Reputation: 5173
I'm a newbie in Spark and i would like to understand whether i need to aggregate the DStream data by key before calling updateStateByKey?
My application basically counts the number of words in every second using Spark Streaming where i perform couple of map operations before doing a state-full update as follows,
val words = inputDstream.flatMap(x => x.split(" "))
val wordDstream = words.map(x => (x, 1))
val stateDstream = wordDstream.updateStateByKey(UpdateFunc _)
stateDstream.print()
Say after the second Map operation, same keys (words) might present across worker nodes due to various partitions, So i assume that the updateStateByKey method internally shuffles and aggregates the key values as Seq[Int] and calls the updateFunc.

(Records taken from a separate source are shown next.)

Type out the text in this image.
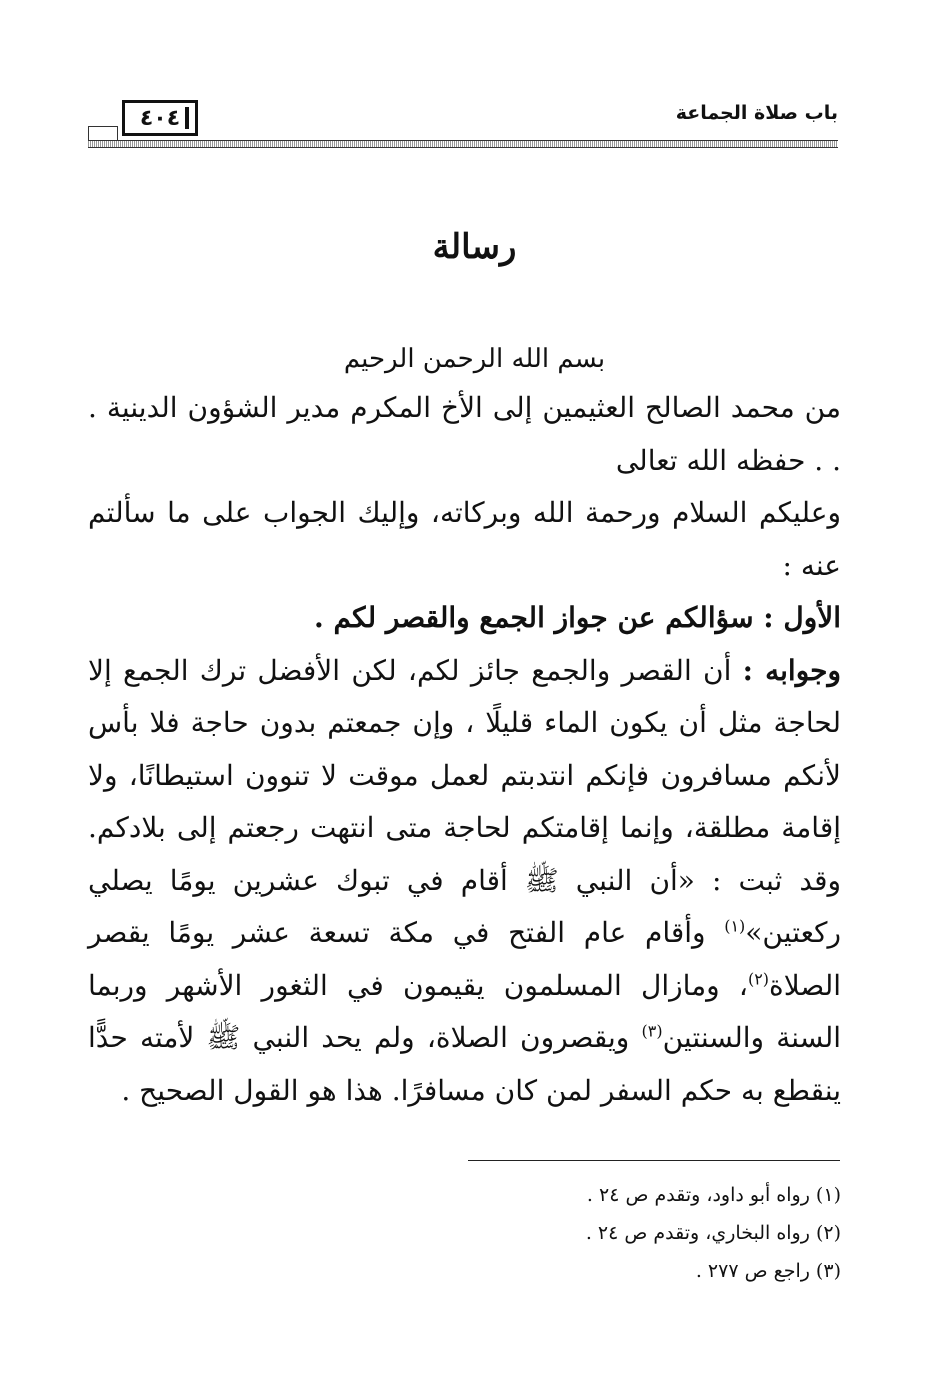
باب صلاة الجماعة
٤٠٤
رسالة
بسم الله الرحمن الرحيم

من محمد الصالح العثيمين إلى الأخ المكرم مدير الشؤون الدينية . . . حفظه الله تعالى

وعليكم السلام ورحمة الله وبركاته، وإليك الجواب على ما سألتم عنه :

الأول : سؤالكم عن جواز الجمع والقصر لكم .

وجوابه : أن القصر والجمع جائز لكم، لكن الأفضل ترك الجمع إلا لحاجة مثل أن يكون الماء قليلًا ، وإن جمعتم بدون حاجة فلا بأس لأنكم مسافرون فإنكم انتدبتم لعمل موقت لا تنوون استيطانًا، ولا إقامة مطلقة، وإنما إقامتكم لحاجة متى انتهت رجعتم إلى بلادكم. وقد ثبت : «أن النبي ﷺ أقام في تبوك عشرين يومًا يصلي ركعتين»$^{(١)}$ وأقام عام الفتح في مكة تسعة عشر يومًا يقصر الصلاة$^{(٢)}$، ومازال المسلمون يقيمون في الثغور الأشهر وربما السنة والسنتين$^{(٣)}$ ويقصرون الصلاة، ولم يحد النبي ﷺ لأمته حدًّا ينقطع به حكم السفر لمن كان مسافرًا. هذا هو القول الصحيح .

(١) رواه أبو داود، وتقدم ص ٢٤ .

(٢) رواه البخاري، وتقدم ص ٢٤ .

(٣) راجع ص ٢٧٧ .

Is my assumption correct?
Upvotes: 2
Views: 450
Reputation: 612
updateStateByKey() does not shuffle the state , rather the new data is brought to the nodes containing the state for the same key.
Link to Tathagat's answer to a similar question : https://www.mail-archive.com/[email protected]/msg43512.html
Upvotes: 0
Reputation: 26
correct: as you can see in the method signature it takes an optional partitionNum/Partitioner argument, which denotes the number of reducers i.e. state updaters. This leads to a shuffle.
Also, I suggest to explicitly put a number there otherwise Spark may significantly decrease your job's parallelism trying to run tasks locally with respect to the location of the blocks of the HDFS checkpoint files
Upvotes: 1